Paszek called off the grunts momentarily, stepping onto Savior's chest himself with one foot before planting both feet on the ground in-between Savior's legs.
"You want this to stop?" Paszek said, a bit calmer.
No response.
Paszek stepped on the exposed wire that lay crudely out of his left leg. Savior winced once more.
"This all stops!" Paszek yelled. "This all stops if you take off the mask!"
Savior gritted his teeth. "No!"
"You're my prisoner until you do," said Paszek, lightly kicking the wire again. "You can't stall for time…there is no time. Not here."
Savior exhaled sharply, not saying anything.

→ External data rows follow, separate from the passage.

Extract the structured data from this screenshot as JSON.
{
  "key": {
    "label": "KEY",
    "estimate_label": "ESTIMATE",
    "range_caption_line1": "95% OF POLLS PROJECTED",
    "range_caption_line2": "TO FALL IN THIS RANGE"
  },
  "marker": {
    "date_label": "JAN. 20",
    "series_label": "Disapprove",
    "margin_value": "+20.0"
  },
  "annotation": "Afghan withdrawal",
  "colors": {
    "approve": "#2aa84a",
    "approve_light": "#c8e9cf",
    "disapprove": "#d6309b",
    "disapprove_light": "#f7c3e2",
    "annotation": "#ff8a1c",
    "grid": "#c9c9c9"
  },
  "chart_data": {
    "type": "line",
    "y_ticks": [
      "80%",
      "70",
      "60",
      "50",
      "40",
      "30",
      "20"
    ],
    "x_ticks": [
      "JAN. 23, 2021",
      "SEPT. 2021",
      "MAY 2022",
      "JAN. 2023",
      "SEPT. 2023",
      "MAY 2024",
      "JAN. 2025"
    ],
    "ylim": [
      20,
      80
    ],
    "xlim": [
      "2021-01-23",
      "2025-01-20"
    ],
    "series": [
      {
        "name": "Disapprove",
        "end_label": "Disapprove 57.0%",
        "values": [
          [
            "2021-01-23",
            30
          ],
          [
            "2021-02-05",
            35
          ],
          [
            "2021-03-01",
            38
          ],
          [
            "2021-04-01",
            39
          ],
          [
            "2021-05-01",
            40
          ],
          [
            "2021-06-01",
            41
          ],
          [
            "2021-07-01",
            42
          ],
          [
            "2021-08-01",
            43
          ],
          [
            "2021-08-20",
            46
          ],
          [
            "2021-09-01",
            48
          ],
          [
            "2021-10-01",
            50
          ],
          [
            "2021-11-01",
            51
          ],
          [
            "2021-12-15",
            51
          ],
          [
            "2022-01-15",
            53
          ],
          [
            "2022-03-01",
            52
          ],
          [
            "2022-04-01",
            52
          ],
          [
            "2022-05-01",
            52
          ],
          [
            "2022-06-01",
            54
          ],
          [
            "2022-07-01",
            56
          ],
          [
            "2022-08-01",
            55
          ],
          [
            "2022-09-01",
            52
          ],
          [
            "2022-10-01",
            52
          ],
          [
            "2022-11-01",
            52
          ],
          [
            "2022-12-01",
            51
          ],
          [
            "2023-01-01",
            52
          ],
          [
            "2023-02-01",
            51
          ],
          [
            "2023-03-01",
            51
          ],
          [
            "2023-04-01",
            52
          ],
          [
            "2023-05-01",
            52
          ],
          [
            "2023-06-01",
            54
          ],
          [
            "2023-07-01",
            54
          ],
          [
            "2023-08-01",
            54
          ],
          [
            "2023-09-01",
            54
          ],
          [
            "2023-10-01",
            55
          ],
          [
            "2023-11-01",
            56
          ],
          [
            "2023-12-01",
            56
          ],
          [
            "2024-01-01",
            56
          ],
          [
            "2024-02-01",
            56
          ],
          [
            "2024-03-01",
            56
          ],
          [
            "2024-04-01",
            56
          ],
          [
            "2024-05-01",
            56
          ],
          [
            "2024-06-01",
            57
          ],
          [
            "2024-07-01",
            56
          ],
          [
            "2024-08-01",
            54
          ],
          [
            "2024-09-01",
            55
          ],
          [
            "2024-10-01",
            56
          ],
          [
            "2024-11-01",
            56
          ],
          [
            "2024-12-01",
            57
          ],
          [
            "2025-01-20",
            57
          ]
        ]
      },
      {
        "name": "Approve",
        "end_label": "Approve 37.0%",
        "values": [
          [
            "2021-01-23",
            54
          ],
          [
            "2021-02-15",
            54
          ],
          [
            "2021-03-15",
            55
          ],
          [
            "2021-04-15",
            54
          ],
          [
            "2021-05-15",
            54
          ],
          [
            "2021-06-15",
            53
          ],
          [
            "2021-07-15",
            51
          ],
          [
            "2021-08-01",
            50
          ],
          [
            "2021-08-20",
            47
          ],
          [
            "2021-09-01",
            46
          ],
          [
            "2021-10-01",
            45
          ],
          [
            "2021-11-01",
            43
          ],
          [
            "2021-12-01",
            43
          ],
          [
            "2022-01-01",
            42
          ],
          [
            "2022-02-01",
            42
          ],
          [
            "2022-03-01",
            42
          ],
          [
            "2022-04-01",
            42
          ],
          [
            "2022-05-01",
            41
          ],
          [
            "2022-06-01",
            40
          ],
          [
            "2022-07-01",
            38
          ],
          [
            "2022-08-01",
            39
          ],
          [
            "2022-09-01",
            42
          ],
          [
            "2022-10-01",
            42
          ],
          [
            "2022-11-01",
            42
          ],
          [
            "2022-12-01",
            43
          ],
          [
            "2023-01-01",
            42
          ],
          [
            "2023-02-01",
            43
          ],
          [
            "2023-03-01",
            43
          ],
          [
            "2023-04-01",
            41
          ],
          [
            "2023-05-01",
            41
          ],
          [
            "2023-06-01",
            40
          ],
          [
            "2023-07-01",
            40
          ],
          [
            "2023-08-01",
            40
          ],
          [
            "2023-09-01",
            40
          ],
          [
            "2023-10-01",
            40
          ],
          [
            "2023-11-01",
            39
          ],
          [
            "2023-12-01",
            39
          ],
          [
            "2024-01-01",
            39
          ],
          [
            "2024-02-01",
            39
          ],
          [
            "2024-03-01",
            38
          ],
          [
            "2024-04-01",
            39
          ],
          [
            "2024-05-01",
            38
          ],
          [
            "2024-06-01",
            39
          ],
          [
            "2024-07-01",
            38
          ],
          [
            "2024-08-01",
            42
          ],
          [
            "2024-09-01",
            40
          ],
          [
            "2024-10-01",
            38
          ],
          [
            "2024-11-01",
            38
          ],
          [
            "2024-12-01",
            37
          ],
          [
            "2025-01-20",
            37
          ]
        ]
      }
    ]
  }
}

"Your choice…" Paszek said eerily, calling the grunts back to their positions. "I learned from…personal experience that the left leg and the right arm are the two worst…anything else is overkill. Hardly even hurts. So…"
Paszek snapped his fingers and watched time reverse itself locally, repairing Savior's limbs but leaving everything else in the world intact.
"We can do this forever," declared Paszek. "I can think of worse things to do. I've lived it."
Savior shook his head. "No, no…"
Paszek cocked his own head sideways and stepped aside, re-igniting the grunts' fury as they began pounding on Savior's entire body.
This cracked the shell. Savior cried out in unfettered, unfiltered, pure tortured pain. The beating continued for another half-minute before the grunts took hold of Savior's left leg once again.
"Please! No, no, no…" he whimpered.
"Take! Off! Your! Mask!" Paszek roared.
"Stop this! Please, I can-"
"Who! Are! You?!" Paszek interrupted, vocal chords strained beyond measure.
Noticing Savior's right arm raising slowly, Paszek called off the assault again, closely watching the figure's movement.
"Take off that fucking mask!" Hall shouted. Savior couldn't hear her, but clearly it didn't matter to her.
As Savior hand shakily started pulling his mask, Paszek dissipated the grunts entirely. This was the moment of truth, of clarity. This would answer things, this would unravel the conspiracy, and this would make everything make sense. It would make sense.
It had to make sense.
And yet, as Paszek continuing repeated this to himself, seeing Savior's jaw and mouth already left him more confused than he already was.
Because he knew exactly who Savior was. And it didn't make any fucking sense.